The Samaritan calls the innkeeper to “take care of him” (Lk 10:35). Jesus addresses the same call to each of us. He exhorts us to “go and do likewise” (Lk 10:37). As I noted in Fratelli Tutti, “The parable shows us how a community can be rebuilt by men and women who identify with the vulnerability of others, who reject the creation of a society of exclusion, and act instead as neighbours, lifting up and rehabilitating the fallen for the sake of the common good” (No. 67). Indeed, “we were created for a fulfilment that can only be found in love. We cannot be indifferent to suffering” (No. 68).

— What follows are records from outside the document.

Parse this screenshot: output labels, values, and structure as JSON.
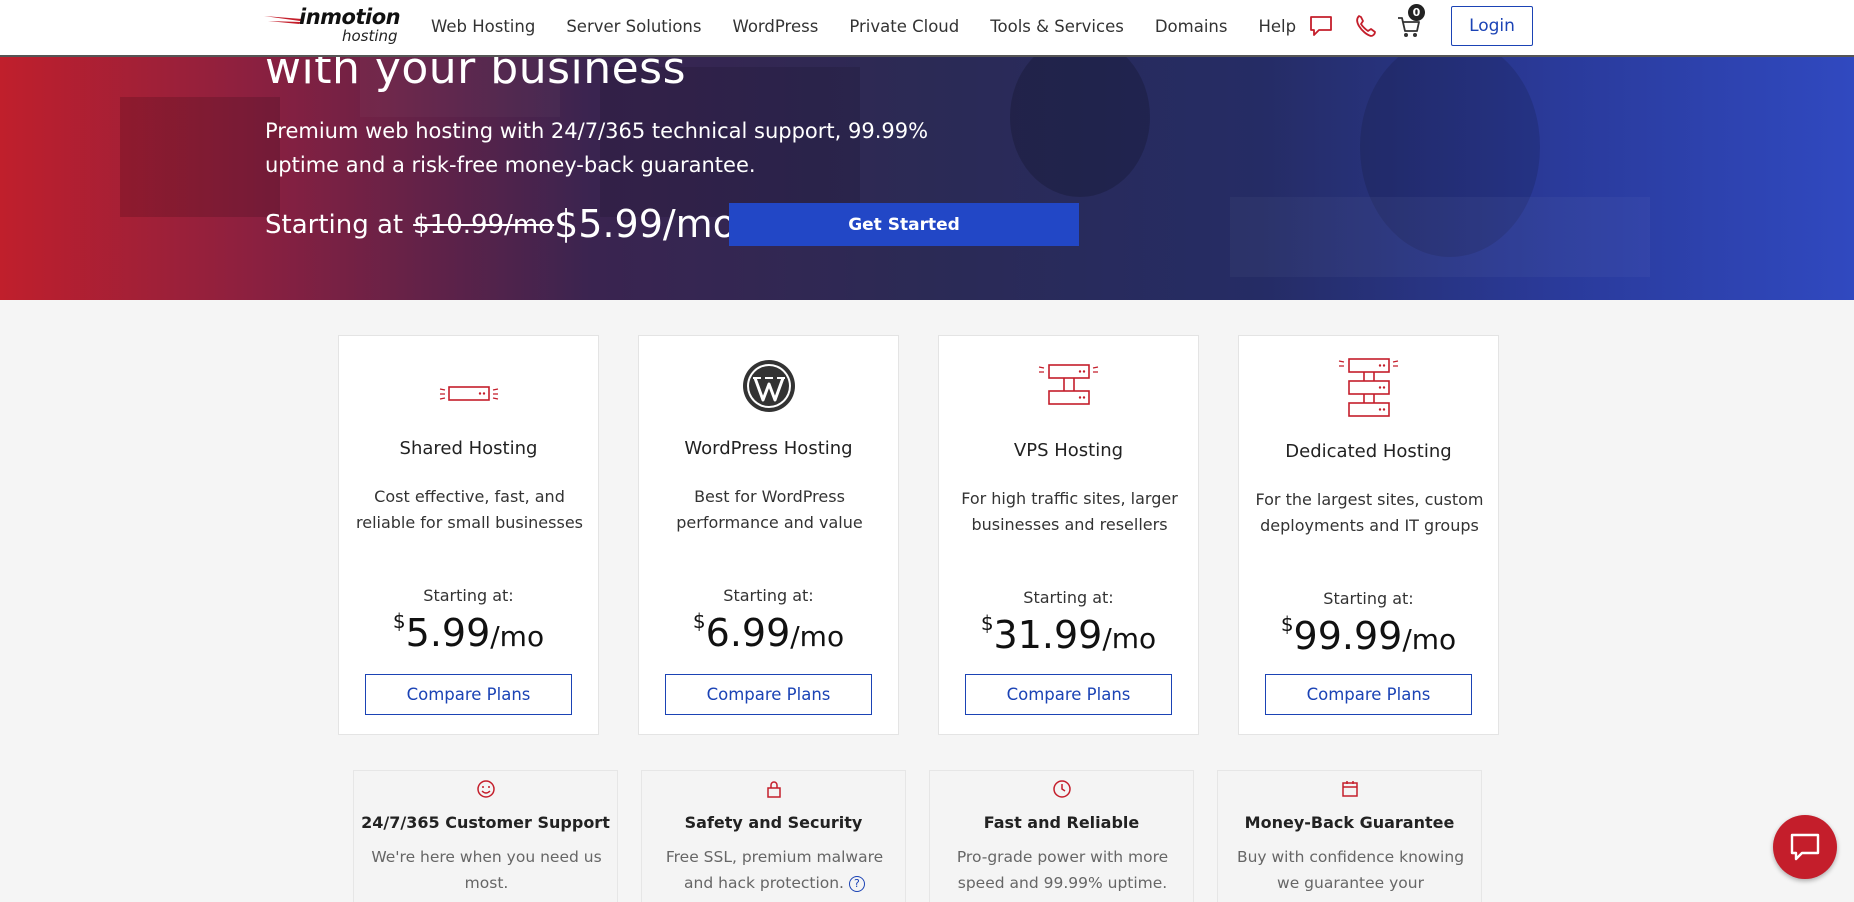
{
  "header": {
    "logo_word": "inmotion",
    "logo_sub": "hosting",
    "nav": [
      "Web Hosting",
      "Server Solutions",
      "WordPress",
      "Private Cloud",
      "Tools & Services",
      "Domains",
      "Help"
    ],
    "cart_count": "0",
    "login_label": "Login",
    "icons": [
      "chat-bubble-icon",
      "phone-icon",
      "cart-icon"
    ]
  },
  "hero": {
    "heading": "with your business",
    "subheading": "Premium web hosting with 24/7/365 technical support, 99.99% uptime and a risk-free money-back guarantee.",
    "price_prefix": "Starting at",
    "price_old": "$10.99/mo",
    "price_new": "$5.99/mo",
    "cta_label": "Get Started"
  },
  "plans": [
    {
      "title": "Shared Hosting",
      "desc": "Cost effective, fast, and reliable for small businesses",
      "start": "Starting at:",
      "currency": "$",
      "amount": "5.99",
      "per": "/mo",
      "cta": "Compare Plans",
      "icon": "server-icon"
    },
    {
      "title": "WordPress Hosting",
      "desc": "Best for WordPress performance and value",
      "start": "Starting at:",
      "currency": "$",
      "amount": "6.99",
      "per": "/mo",
      "cta": "Compare Plans",
      "icon": "wordpress-icon"
    },
    {
      "title": "VPS Hosting",
      "desc": "For high traffic sites, larger businesses and resellers",
      "start": "Starting at:",
      "currency": "$",
      "amount": "31.99",
      "per": "/mo",
      "cta": "Compare Plans",
      "icon": "vps-server-icon"
    },
    {
      "title": "Dedicated Hosting",
      "desc": "For the largest sites, custom deployments and IT groups",
      "start": "Starting at:",
      "currency": "$",
      "amount": "99.99",
      "per": "/mo",
      "cta": "Compare Plans",
      "icon": "dedicated-server-icon"
    }
  ],
  "features": [
    {
      "title": "24/7/365 Customer Support",
      "desc": "We're here when you need us most.",
      "icon": "smile-icon"
    },
    {
      "title": "Safety and Security",
      "desc": "Free SSL, premium malware and hack protection.",
      "icon": "lock-icon"
    },
    {
      "title": "Fast and Reliable",
      "desc": "Pro-grade power with more speed and 99.99% uptime.",
      "icon": "clock-icon"
    },
    {
      "title": "Money-Back Guarantee",
      "desc": "Buy with confidence knowing we guarantee your satisfaction.",
      "icon": "calendar-icon"
    }
  ],
  "colors": {
    "accent_red": "#c41e2b",
    "accent_blue": "#1b43b5",
    "cta_blue": "#2247c6"
  }
}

On 11 February 2023, let us turn our thoughts to the Shrine of Lourdes, a prophetic lesson entrusted to the Church for our modern times. It is not only what functions well or those who are productive that matter. Sick people, in fact, are at the centre of God’s people, and the Church advances together with them as a sign of a humanity in which everyone is precious and no one should be discarded or left behind.
To the intercession of Mary, Health of the Sick, I entrust all of you who are ill; you who care for them in your families, or through your work, research and volunteer service; and those of you who are committed to weaving personal, ecclesial, and civic bonds of fraternity. To all, I impart my heartfelt blessing.